This post was originally published on 7 February 2016.
Counter-terrorism agreements and business treaties will be high on the agenda as His Highness Sheikh Mohammed bin Zayed Al Nahyan, Crown Prince of Abu Dhabi and Deputy Supreme Commander of the UAE Armed Forces, visits India later this week.
Sheikh Mohammed bin Zayed will begin his three-day official visit on Wednesday. He is expected to meet Indian Prime Minister Narendra Modi in New Delhi.
Sheikh Mohammed bin Zayed is also expected to visit Mumbai, where he and the delegation accompanying him are expected to discuss investments in sectors like railways, housing, ports, roads and renewable energy. The Crown Prince of Abu Dhabi will be accompanied by a high-profile delegation, including a number of sheikhs, ministers, senior officials, businesspersons and economists.
Sheikh Mohammed bin Zayed will discuss with senior Indian officials ways to strengthen cooperation and friendship between the two countries “in the light of continuous coordination and consultations regarding regional and international issues of mutual concern”.
Fourth high-level engagement since last August
This will be the fourth high-level engagement since last August between the two countries.

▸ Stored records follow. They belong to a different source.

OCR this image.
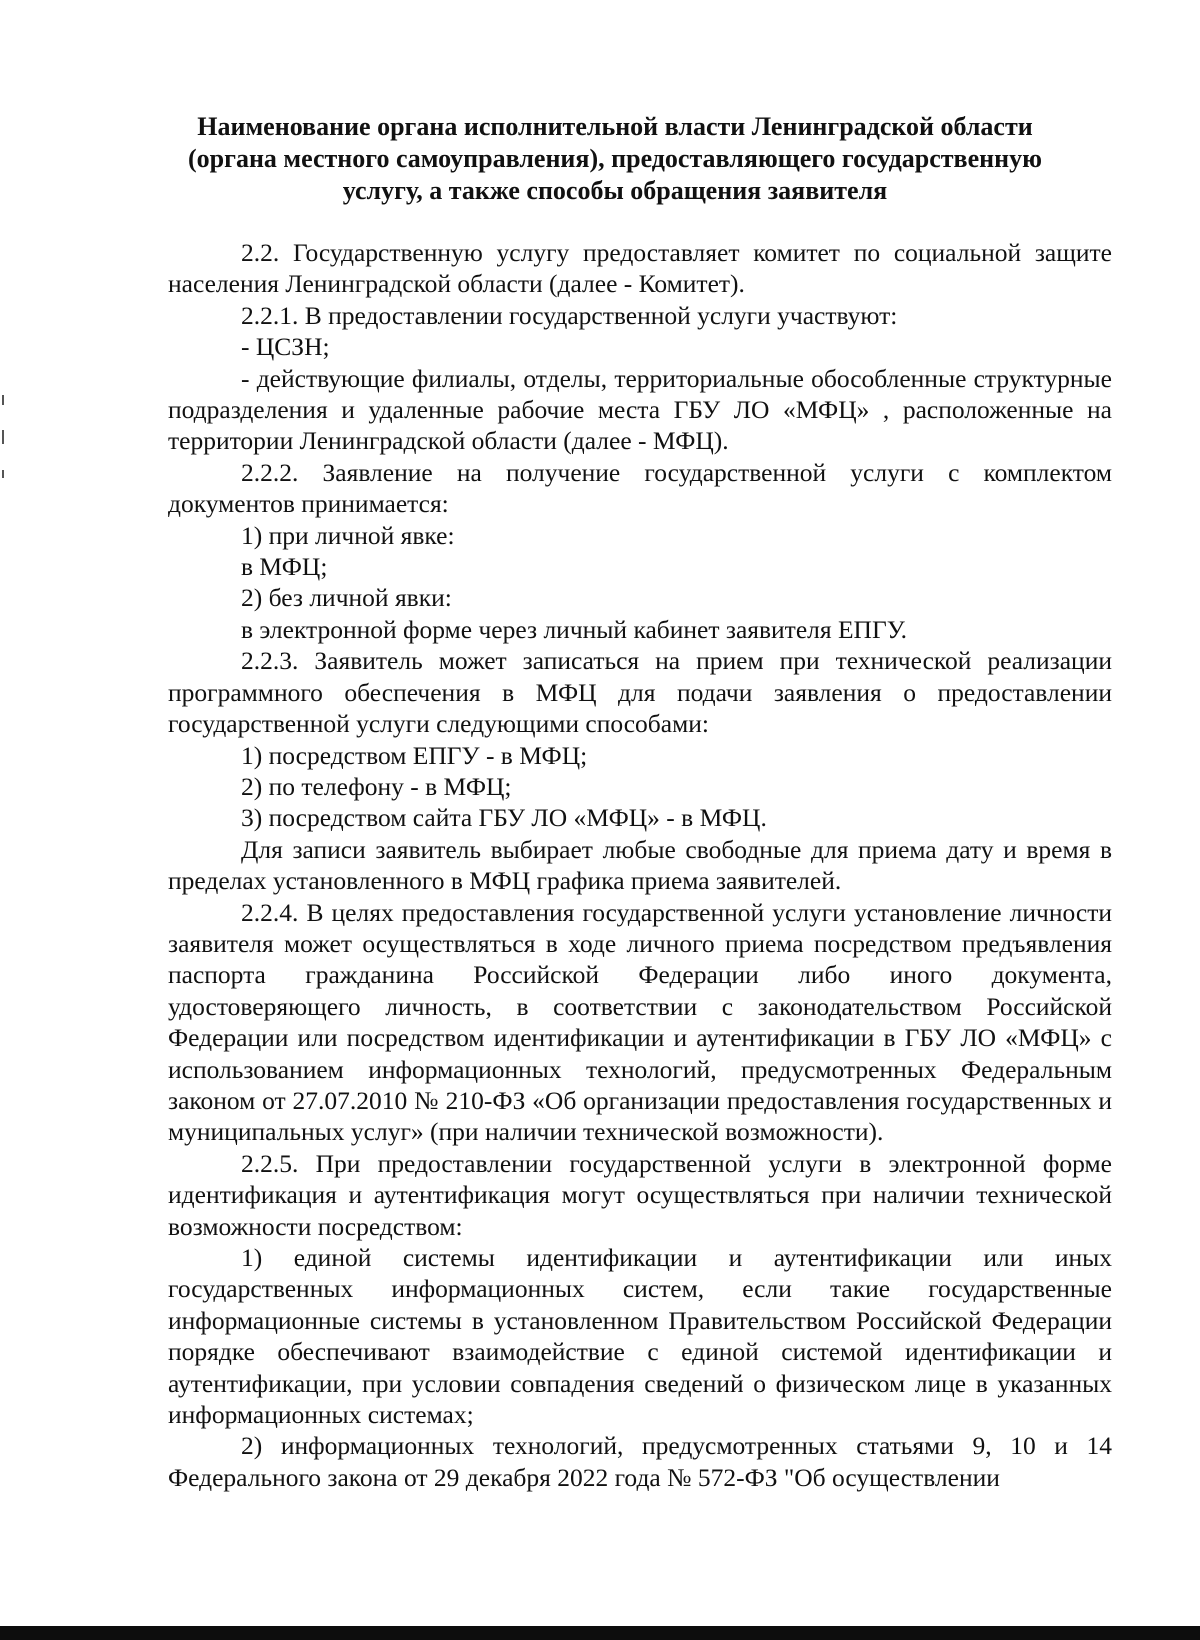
Наименование органа исполнительной власти Ленинградской области
(органа местного самоуправления), предоставляющего государственную
услугу, а также способы обращения заявителя

2.2. Государственную услугу предоставляет комитет по социальной защите населения Ленинградской области (далее - Комитет).

2.2.1. В предоставлении государственной услуги участвуют:

- ЦСЗН;

- действующие филиалы, отделы, территориальные обособленные структурные подразделения и удаленные рабочие места ГБУ ЛО «МФЦ» , расположенные на территории Ленинградской области (далее - МФЦ).

2.2.2. Заявление на получение государственной услуги с комплектом документов принимается:

1) при личной явке:

в МФЦ;

2) без личной явки:

в электронной форме через личный кабинет заявителя ЕПГУ.

2.2.3. Заявитель может записаться на прием при технической реализации программного обеспечения в МФЦ для подачи заявления о предоставлении государственной услуги следующими способами:

1) посредством ЕПГУ - в МФЦ;

2) по телефону - в МФЦ;

3) посредством сайта ГБУ ЛО «МФЦ» - в МФЦ.

Для записи заявитель выбирает любые свободные для приема дату и время в пределах установленного в МФЦ графика приема заявителей.

2.2.4. В целях предоставления государственной услуги установление личности заявителя может осуществляться в ходе личного приема посредством предъявления паспорта гражданина Российской Федерации либо иного документа, удостоверяющего личность, в соответствии с законодательством Российской Федерации или посредством идентификации и аутентификации в ГБУ ЛО «МФЦ» с использованием информационных технологий, предусмотренных Федеральным законом от 27.07.2010 № 210-ФЗ «Об организации предоставления государственных и муниципальных услуг» (при наличии технической возможности).

2.2.5. При предоставлении государственной услуги в электронной форме идентификация и аутентификация могут осуществляться при наличии технической возможности посредством:

1) единой системы идентификации и аутентификации или иных государственных информационных систем, если такие государственные информационные системы в установленном Правительством Российской Федерации порядке обеспечивают взаимодействие с единой системой идентификации и аутентификации, при условии совпадения сведений о физическом лице в указанных информационных системах;

2) информационных технологий, предусмотренных статьями 9, 10 и 14 Федерального закона от 29 декабря 2022 года № 572-ФЗ "Об осуществлении
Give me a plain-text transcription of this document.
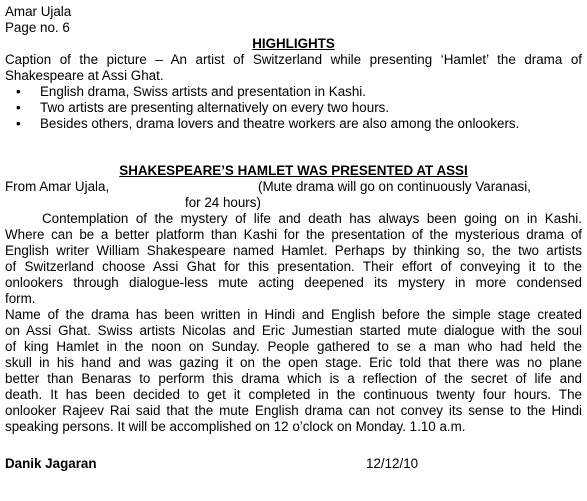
Amar Ujala
Page no. 6
HIGHLIGHTS
Caption of the picture – An artist of Switzerland while presenting ‘Hamlet’ the drama of
Shakespeare at Assi Ghat.
• English drama, Swiss artists and presentation in Kashi.
• Two artists are presenting alternatively on every two hours.
• Besides others, drama lovers and theatre workers are also among the onlookers.
SHAKESPEARE’S HAMLET WAS PRESENTED AT ASSI
From Amar Ujala,	(Mute drama will go on continuously Varanasi,
for 24 hours)
Contemplation of the mystery of life and death has always been going on in Kashi.
Where can be a better platform than Kashi for the presentation of the mysterious drama of
English writer William Shakespeare named Hamlet. Perhaps by thinking so, the two artists
of Switzerland choose Assi Ghat for this presentation. Their effort of conveying it to the
onlookers through dialogue-less mute acting deepened its mystery in more condensed
form.
Name of the drama has been written in Hindi and English before the simple stage created
on Assi Ghat. Swiss artists Nicolas and Eric Jumestian started mute dialogue with the soul
of king Hamlet in the noon on Sunday. People gathered to se a man who had held the
skull in his hand and was gazing it on the open stage. Eric told that there was no plane
better than Benaras to perform this drama which is a reflection of the secret of life and
death. It has been decided to get it completed in the continuous twenty four hours. The
onlooker Rajeev Rai said that the mute English drama can not convey its sense to the Hindi
speaking persons. It will be accomplished on 12 o’clock on Monday. 1.10 a.m.
Danik Jagaran	12/12/10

Modi’s trip to the UAE in August last year was followed by the visit of UAE Foreign Minister Sheikh Abdullah bin Zayed Al Nahyan to New Delhi in September. Indian Finance Minister Arun Jaitley then visited the UAE in November to discuss proposed investments.
This will be Sheikh Mohammed bin Zayed’s first official visit to India and comes five months after Modi visited the UAE.

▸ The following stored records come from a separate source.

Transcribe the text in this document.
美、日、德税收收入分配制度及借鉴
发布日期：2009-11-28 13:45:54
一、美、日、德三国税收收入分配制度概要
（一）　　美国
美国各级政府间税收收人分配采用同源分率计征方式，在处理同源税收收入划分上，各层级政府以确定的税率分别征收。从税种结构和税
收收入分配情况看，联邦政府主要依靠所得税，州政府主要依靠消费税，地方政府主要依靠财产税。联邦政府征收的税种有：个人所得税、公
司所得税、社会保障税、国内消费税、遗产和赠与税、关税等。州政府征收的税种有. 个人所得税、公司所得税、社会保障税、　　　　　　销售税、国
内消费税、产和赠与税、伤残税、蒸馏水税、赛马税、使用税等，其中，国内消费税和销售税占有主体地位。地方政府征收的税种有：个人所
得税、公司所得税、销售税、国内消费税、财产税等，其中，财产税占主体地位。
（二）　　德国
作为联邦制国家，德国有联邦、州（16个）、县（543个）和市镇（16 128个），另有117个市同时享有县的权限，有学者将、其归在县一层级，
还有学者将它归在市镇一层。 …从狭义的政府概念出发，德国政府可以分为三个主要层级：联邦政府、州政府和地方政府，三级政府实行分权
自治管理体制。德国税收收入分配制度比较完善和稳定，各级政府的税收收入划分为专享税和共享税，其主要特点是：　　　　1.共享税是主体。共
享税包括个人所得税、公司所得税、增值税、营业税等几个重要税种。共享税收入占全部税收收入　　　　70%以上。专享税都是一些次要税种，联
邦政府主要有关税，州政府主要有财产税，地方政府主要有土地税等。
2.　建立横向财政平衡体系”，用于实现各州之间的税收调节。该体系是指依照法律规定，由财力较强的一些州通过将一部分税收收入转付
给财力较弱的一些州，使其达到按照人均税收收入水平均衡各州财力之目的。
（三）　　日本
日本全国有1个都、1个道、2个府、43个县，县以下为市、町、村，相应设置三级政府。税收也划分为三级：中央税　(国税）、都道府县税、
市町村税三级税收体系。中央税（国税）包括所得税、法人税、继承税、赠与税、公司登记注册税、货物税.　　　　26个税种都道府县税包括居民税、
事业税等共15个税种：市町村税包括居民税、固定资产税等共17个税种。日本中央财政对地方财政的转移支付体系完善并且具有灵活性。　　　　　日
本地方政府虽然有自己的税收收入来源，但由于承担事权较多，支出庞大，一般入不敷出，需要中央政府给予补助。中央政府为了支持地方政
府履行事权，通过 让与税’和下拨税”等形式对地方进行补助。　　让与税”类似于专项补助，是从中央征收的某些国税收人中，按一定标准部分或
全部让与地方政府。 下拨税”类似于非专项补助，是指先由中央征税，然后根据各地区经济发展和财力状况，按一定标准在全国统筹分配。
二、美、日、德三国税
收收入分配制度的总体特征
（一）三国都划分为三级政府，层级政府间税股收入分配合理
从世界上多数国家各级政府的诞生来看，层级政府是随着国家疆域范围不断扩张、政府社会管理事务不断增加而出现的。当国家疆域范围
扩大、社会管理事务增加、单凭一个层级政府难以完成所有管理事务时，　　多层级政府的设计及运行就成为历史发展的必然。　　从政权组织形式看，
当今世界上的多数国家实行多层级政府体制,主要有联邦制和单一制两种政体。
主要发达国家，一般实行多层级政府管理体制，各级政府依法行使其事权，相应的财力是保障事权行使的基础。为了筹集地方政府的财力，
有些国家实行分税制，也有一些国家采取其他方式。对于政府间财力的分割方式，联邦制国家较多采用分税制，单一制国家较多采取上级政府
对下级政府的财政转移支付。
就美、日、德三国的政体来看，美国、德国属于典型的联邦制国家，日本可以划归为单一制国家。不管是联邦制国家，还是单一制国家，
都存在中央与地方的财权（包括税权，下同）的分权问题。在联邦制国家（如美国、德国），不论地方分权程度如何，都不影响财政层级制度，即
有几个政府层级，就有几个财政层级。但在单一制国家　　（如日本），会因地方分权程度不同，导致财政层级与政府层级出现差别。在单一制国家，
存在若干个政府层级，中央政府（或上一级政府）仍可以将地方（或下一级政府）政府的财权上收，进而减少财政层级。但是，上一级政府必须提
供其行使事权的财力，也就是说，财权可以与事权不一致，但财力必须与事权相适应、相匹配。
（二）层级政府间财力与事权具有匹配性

A landmark visit by Indian Prime Minister
In August, Modi visited the UAE, making him the first Indian prime minister to visit the country in 30 years. The two-day visit was seen as a success, with a number of agreements signed by the two governments.

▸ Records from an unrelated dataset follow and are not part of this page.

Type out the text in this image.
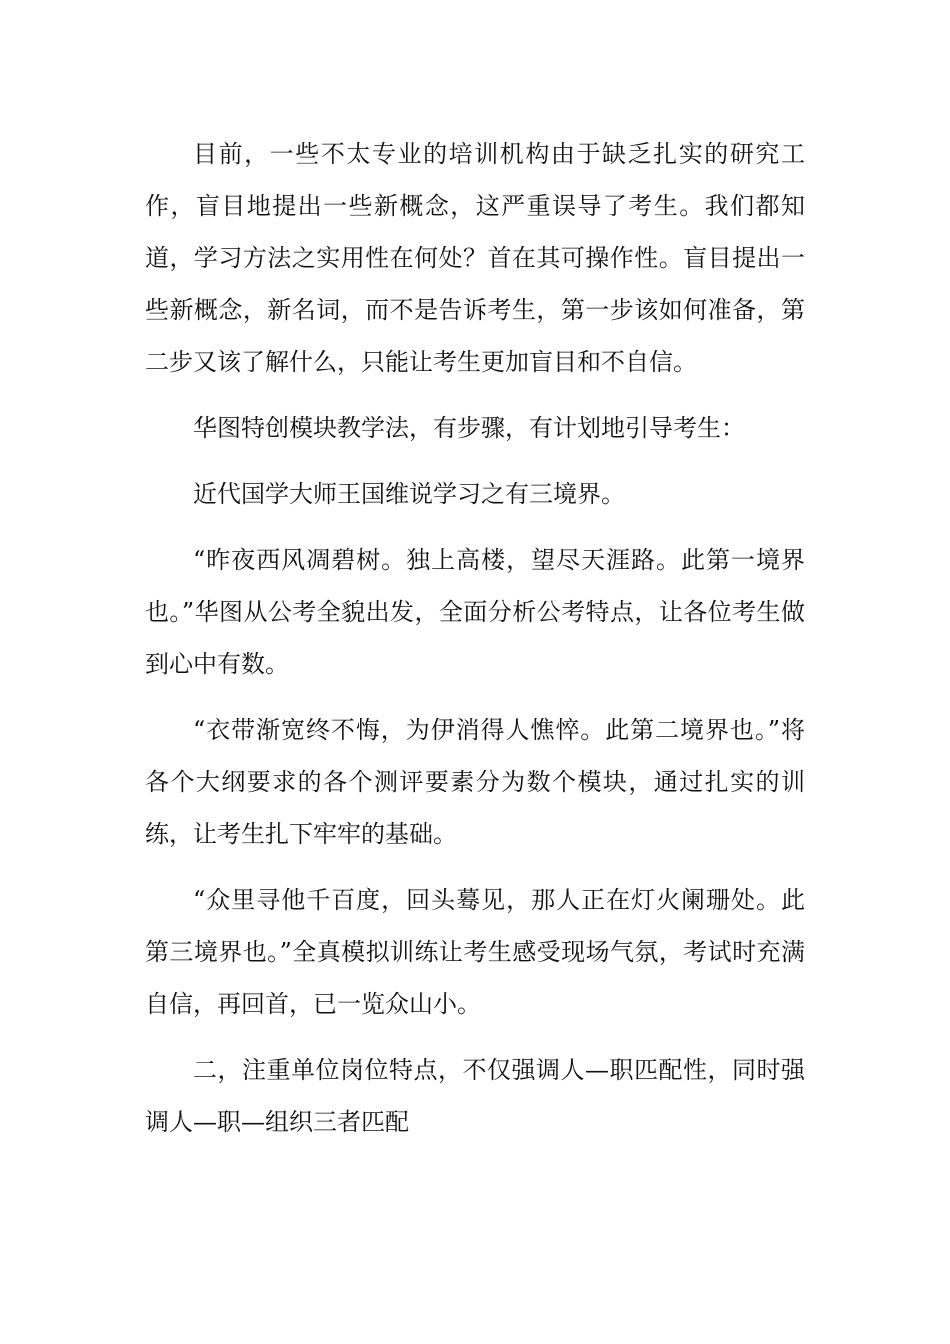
目前，一些不太专业的培训机构由于缺乏扎实的研究工作，盲目地提出一些新概念，这严重误导了考生。我们都知道，学习方法之实用性在何处？首在其可操作性。盲目提出一些新概念，新名词，而不是告诉考生，第一步该如何准备，第二步又该了解什么，只能让考生更加盲目和不自信。

华图特创模块教学法，有步骤，有计划地引导考生：

近代国学大师王国维说学习之有三境界。

“昨夜西风凋碧树。独上高楼，望尽天涯路。此第一境界也。”华图从公考全貌出发，全面分析公考特点，让各位考生做到心中有数。

“衣带渐宽终不悔，为伊消得人憔悴。此第二境界也。”将各个大纲要求的各个测评要素分为数个模块，通过扎实的训练，让考生扎下牢牢的基础。

“众里寻他千百度，回头蓦见，那人正在灯火阑珊处。此第三境界也。”全真模拟训练让考生感受现场气氛，考试时充满自信，再回首，已一览众山小。

二，注重单位岗位特点，不仅强调人—职匹配性，同时强调人—职—组织三者匹配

The two sides agreed to coordinate efforts to counter radicalisation and misuse of religion by groups and countries for “inciting hatred, perpetrating and justifying terrorism or pursuing political aims”. As part of this agreement, the two sides agreed to facilitate regular exchanges of religious scholars and intellectuals, and organise conferences and seminars to promote values of peace, tolerance, inclusiveness and welfare that is inherent in all religions.
The two sides also agreed to strengthen maritime security in the Gulf and the Indian Ocean region.